Over the summer, I worked a job where I watered trees. This involved a lot of new information, about how much living things need water: not just the trees, but also myself. When I first started, I was somewhat frustrated, because I was often told to “eyeball” the amount of water I gave trees, and I ended up asking for how long I should water them. This, of course, led to wildly uneven amounts of water making it to each tree: the water flowed at different rates depending on the angle of the truck bed (with the cab pointed uphill, a slope made the gravity-assisted flow stronger; with the cab pointed downhill, the opposite is true), and it would obviously flow faster the more full the tank was. Eventually, I learned to tell if the watering was adequate based on the heat of the day and the color of the soil.

What had begun as technic knowledge was superseded by mêtic knowledge.

Likewise, I suffered a fair amount of borderline heat exhaustion earlier in the summer, even though it wasn’t as hot as it became in late July and early August. While this might be partially because of adaptation, I’m sure that a lot of it was my shifting behavior in regard to the conditions. Even though it was slower, I would fill the truck from the cisterns beneath the highway instead of from the pump the city made available to us, because it allowed me to linger in a shady place with a long corridor of concrete supports down which the wind could move. I would water the street-side trees early in the day, because there were fewer parked cars and I could do the work faster, while the trees in parks would be my afternoon work, and on days when it rained they could fend for themselves, because their roots had spread further.
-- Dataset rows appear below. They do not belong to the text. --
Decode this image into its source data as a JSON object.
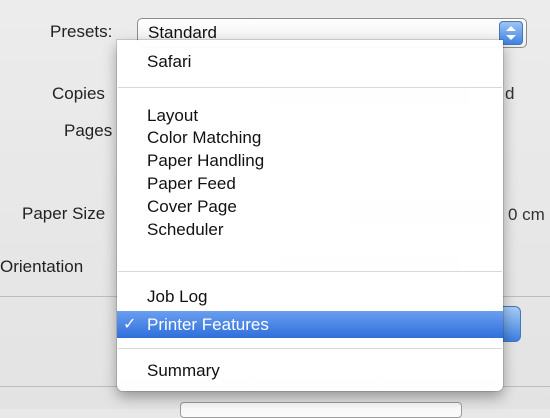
{
  "dialog": {
    "presets_label": "Presets:",
    "presets_value": "Standard",
    "copies_label": "Copies",
    "pages_label": "Pages",
    "paper_size_label": "Paper Size",
    "orientation_label": "Orientation",
    "right_fragment_copies": "d",
    "right_fragment_paper": "0 cm"
  },
  "menu": {
    "items": [
      {
        "label": "Safari"
      },
      {
        "label": "Layout"
      },
      {
        "label": "Color Matching"
      },
      {
        "label": "Paper Handling"
      },
      {
        "label": "Paper Feed"
      },
      {
        "label": "Cover Page"
      },
      {
        "label": "Scheduler"
      },
      {
        "label": "Job Log"
      },
      {
        "label": "Printer Features",
        "checkmark": "✓"
      },
      {
        "label": "Summary"
      }
    ]
  },
  "colors": {
    "selection": "#3b78dd",
    "menu_background": "#ffffff",
    "dialog_background": "#e8e8e8"
  }
}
(Note: do not take health advice from a blog written by people with liberal arts degrees — what I am saying here isn’t to distrust doctors, I’m just repeating a piece of wisdom that they often say but using more words; i.e., “everybody’s body is different”.)

I’m not saying that this chart, from filterwater.com is necessarily wrong — I’m saying that averages are often a convenient fiction that need to be acknowledged as such.
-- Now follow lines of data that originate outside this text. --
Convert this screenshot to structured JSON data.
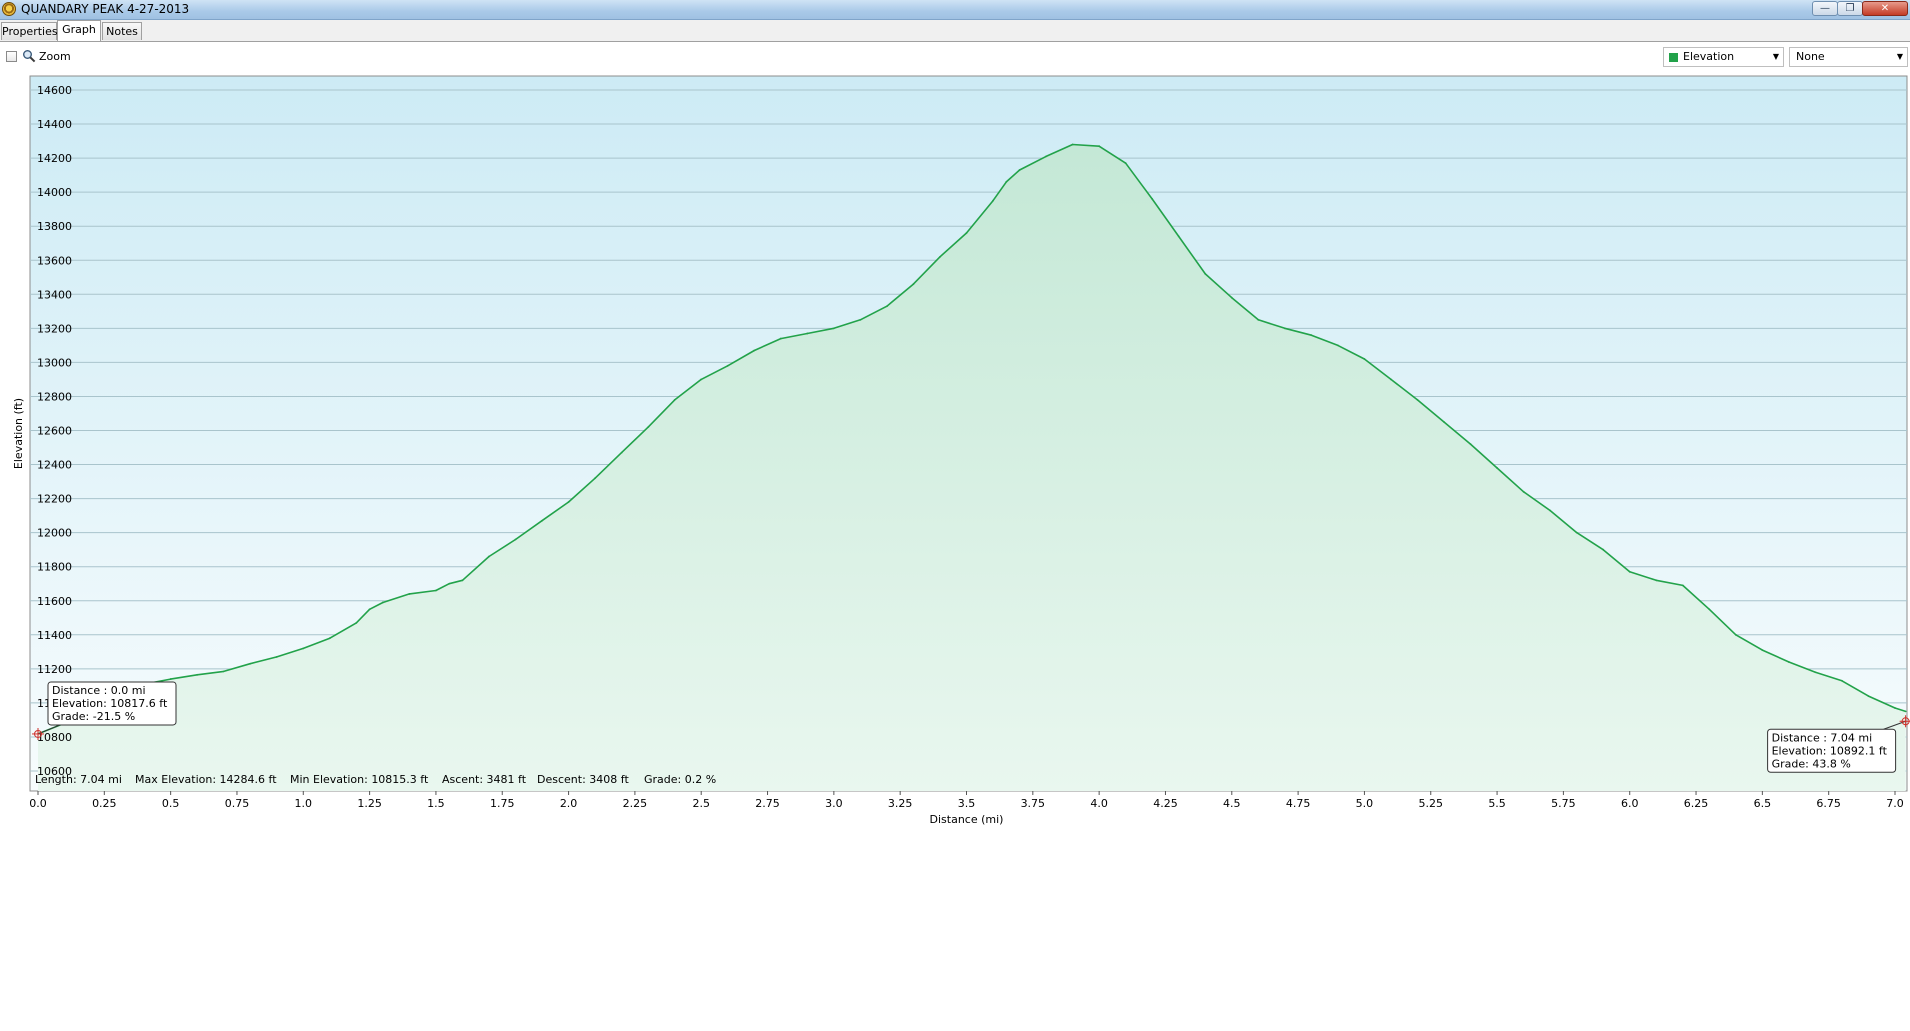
{
  "window": {
    "title": "QUANDARY PEAK 4-27-2013",
    "minimize_glyph": "—",
    "maximize_glyph": "❐",
    "close_glyph": "✕"
  },
  "tabs": [
    {
      "label": "Properties",
      "active": false
    },
    {
      "label": "Graph",
      "active": true
    },
    {
      "label": "Notes",
      "active": false
    }
  ],
  "toolbar": {
    "zoom_checked": false,
    "zoom_icon": "magnifier-icon",
    "zoom_label": "Zoom",
    "primary_series": "Elevation",
    "primary_series_color": "#22a24a",
    "secondary_series": "None"
  },
  "stats": {
    "length": "Length: 7.04 mi",
    "max_elevation": "Max Elevation: 14284.6 ft",
    "min_elevation": "Min Elevation: 10815.3 ft",
    "ascent": "Ascent: 3481 ft",
    "descent": "Descent: 3408 ft",
    "grade": "Grade: 0.2 %"
  },
  "tooltips": [
    {
      "at_x": 0.0,
      "at_y": 10817.6,
      "anchor": "left",
      "lines": [
        "Distance  : 0.0 mi",
        "Elevation: 10817.6 ft",
        "Grade: -21.5 %"
      ]
    },
    {
      "at_x": 7.04,
      "at_y": 10892.1,
      "anchor": "right",
      "lines": [
        "Distance  : 7.04 mi",
        "Elevation: 10892.1 ft",
        "Grade: 43.8 %"
      ]
    }
  ],
  "chart_data": {
    "type": "area",
    "xlabel": "Distance  (mi)",
    "ylabel": "Elevation (ft)",
    "xlim": [
      0.0,
      7.0
    ],
    "ylim": [
      10500,
      14750
    ],
    "x_ticks": [
      "0.0",
      "0.25",
      "0.5",
      "0.75",
      "1.0",
      "1.25",
      "1.5",
      "1.75",
      "2.0",
      "2.25",
      "2.5",
      "2.75",
      "3.0",
      "3.25",
      "3.5",
      "3.75",
      "4.0",
      "4.25",
      "4.5",
      "4.75",
      "5.0",
      "5.25",
      "5.5",
      "5.75",
      "6.0",
      "6.25",
      "6.5",
      "6.75",
      "7.0"
    ],
    "y_ticks": [
      "10600",
      "10800",
      "11000",
      "11200",
      "11400",
      "11600",
      "11800",
      "12000",
      "12200",
      "12400",
      "12600",
      "12800",
      "13000",
      "13200",
      "13400",
      "13600",
      "13800",
      "14000",
      "14200",
      "14400",
      "14600"
    ],
    "grid": true,
    "line_color": "#22a24a",
    "series": [
      {
        "name": "Elevation",
        "x": [
          0.0,
          0.1,
          0.2,
          0.3,
          0.4,
          0.5,
          0.6,
          0.7,
          0.8,
          0.9,
          1.0,
          1.1,
          1.2,
          1.25,
          1.3,
          1.4,
          1.5,
          1.55,
          1.6,
          1.7,
          1.8,
          1.9,
          2.0,
          2.1,
          2.2,
          2.3,
          2.4,
          2.5,
          2.6,
          2.7,
          2.8,
          2.9,
          3.0,
          3.1,
          3.2,
          3.3,
          3.4,
          3.5,
          3.6,
          3.65,
          3.7,
          3.8,
          3.9,
          4.0,
          4.1,
          4.2,
          4.3,
          4.4,
          4.5,
          4.6,
          4.7,
          4.8,
          4.9,
          5.0,
          5.1,
          5.2,
          5.3,
          5.4,
          5.5,
          5.6,
          5.7,
          5.8,
          5.9,
          6.0,
          6.1,
          6.2,
          6.3,
          6.4,
          6.5,
          6.6,
          6.7,
          6.8,
          6.9,
          7.0,
          7.04
        ],
        "y": [
          10818,
          10880,
          10960,
          11050,
          11110,
          11140,
          11165,
          11185,
          11230,
          11270,
          11320,
          11380,
          11470,
          11550,
          11590,
          11640,
          11660,
          11700,
          11720,
          11860,
          11960,
          12070,
          12180,
          12320,
          12470,
          12620,
          12780,
          12900,
          12980,
          13070,
          13140,
          13170,
          13200,
          13250,
          13330,
          13460,
          13620,
          13760,
          13950,
          14060,
          14130,
          14210,
          14280,
          14270,
          14170,
          13960,
          13740,
          13520,
          13380,
          13250,
          13200,
          13160,
          13100,
          13020,
          12900,
          12780,
          12650,
          12520,
          12380,
          12240,
          12130,
          12000,
          11900,
          11770,
          11720,
          11690,
          11550,
          11400,
          11310,
          11240,
          11180,
          11130,
          11040,
          10970,
          10950
        ]
      }
    ]
  }
}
I made sure to drink water, but this, too, is a matter of experience. The human body can only absorb so much water so quickly. You can’t simply slam a liter of water every hour on the hour and expect to function: you need a slow drip. I’ve been told that a quarter of a liter every fifteen minutes is better, but none of this is a substitute for understanding what your body wants and doing your best to follow that guidance. Just as no one’s body temperature is the same (I’ve never met anyone who was exactly 98.6 degrees Fahrenheit) so, too, are all the parameters of the human body fluid and different from person to person – to the point where I’m not sure “parameters” is quite the right word.
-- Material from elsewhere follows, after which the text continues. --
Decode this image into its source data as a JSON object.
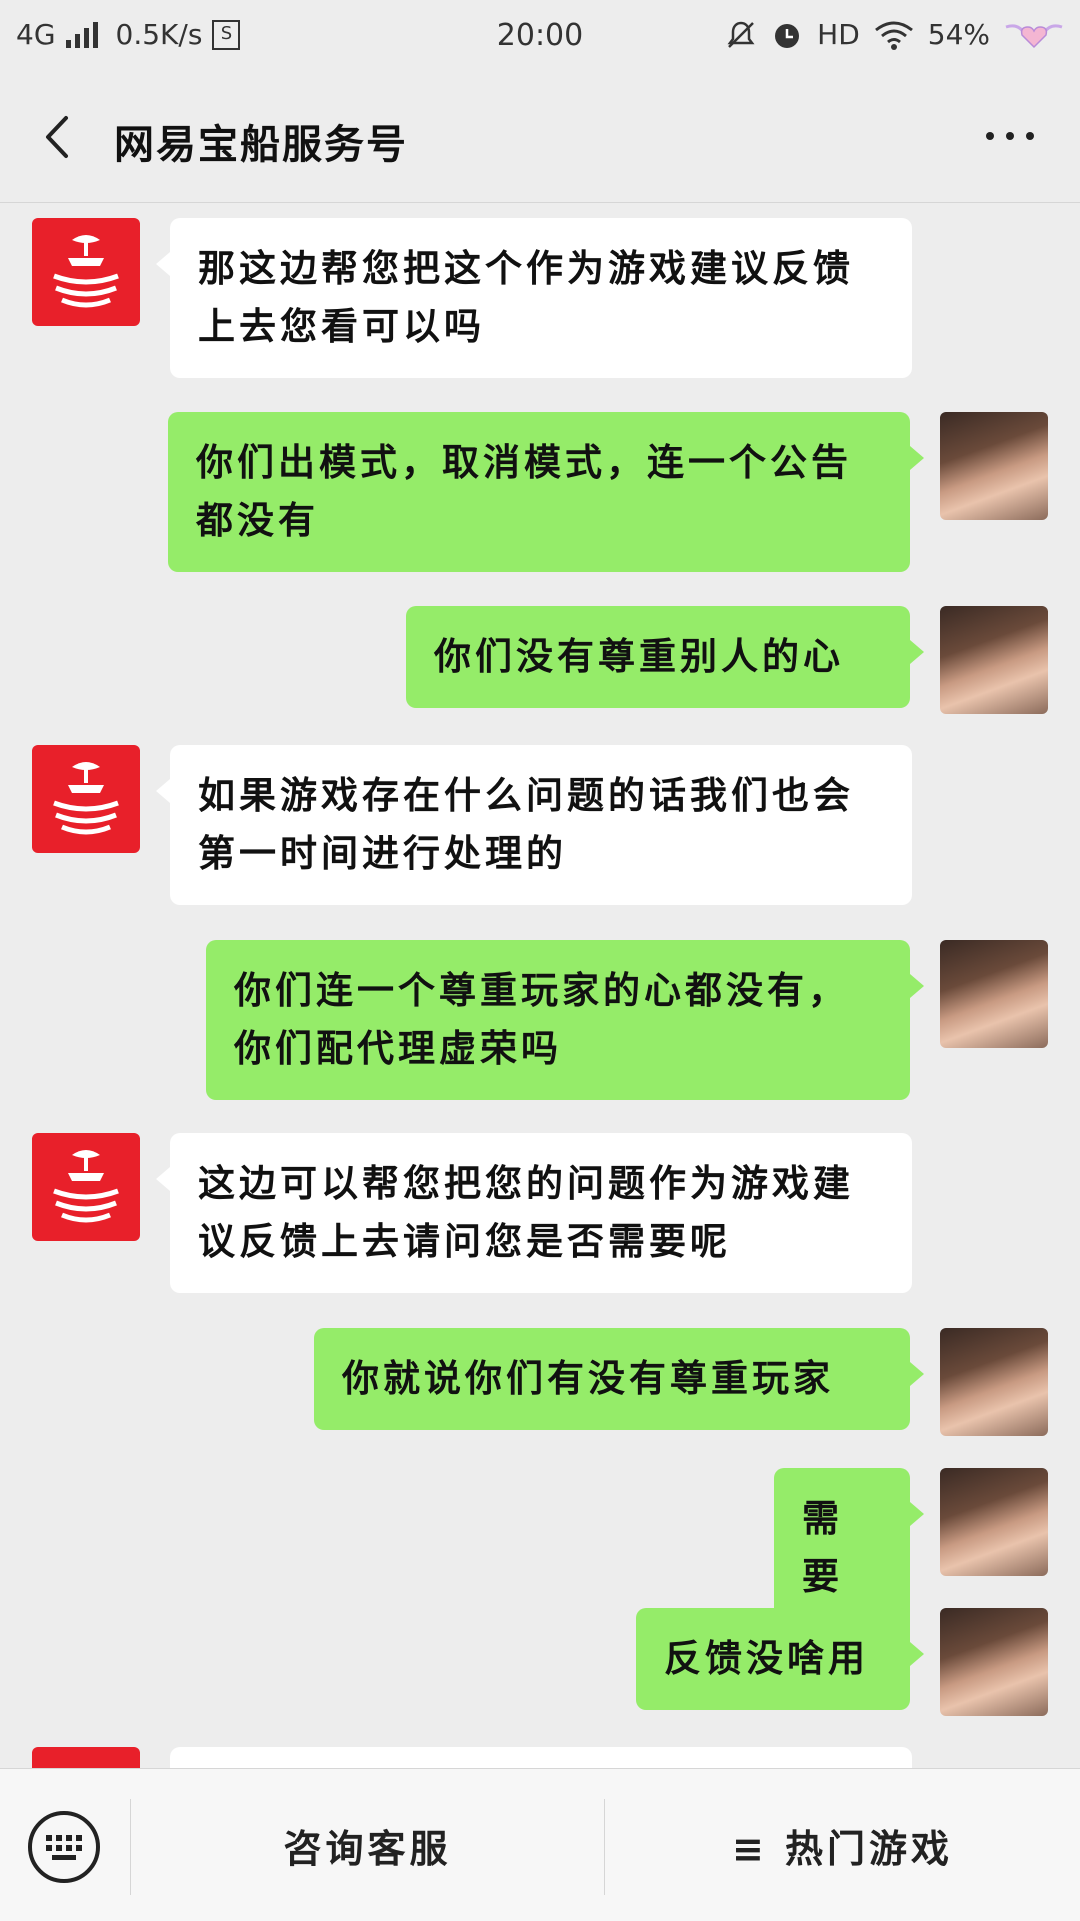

This shift, from technic to mêtic, is part of doing anything for a long time. While training gives you rules and protocols, experience softens these things and allows you to respond to the situation instead of blindly applying formulae.

The classroom, too, sees this same issue. My students, when they arrive, think they have mastered writing. They confidently hand in a paper with five paragraphs on it, and act confused when I tell them to change it. These students might as well have shown me five trees of the same kind planted in a perfectly ordered row on a lawn cleared of everything but those trees and the grass, and ask me to evaluate their forest.

If you are a writing student in college, don’t do this.

Now I’ve written on this in the past, but I believe it easier for me to explain my point now.

This is technic writing (not technical writing, which is characterized more by the subject matter and recommended approach – in that way, it often tends to be technic.) This is writing that acts as if there are inviolable rules that need to always be followed. This is, in fact, the way that writing is often taught, and I would maintain that it’s almost exactly wrong.

Instead of being taught to always do something, students need to be taught to read and respond to situations that crop up, to develop a sense for them and respond to them.

To build on the prior example, I tend to tell my students to break paragraphs not at preset points, but to do so when there is a change in speaker, subject, or setting – clarifying that setting can be time or place, and can be to or from both general and specific. By focusing on this quality of their writing, it can unfold from the initial kernel of an idea, instead of being extruded on demand.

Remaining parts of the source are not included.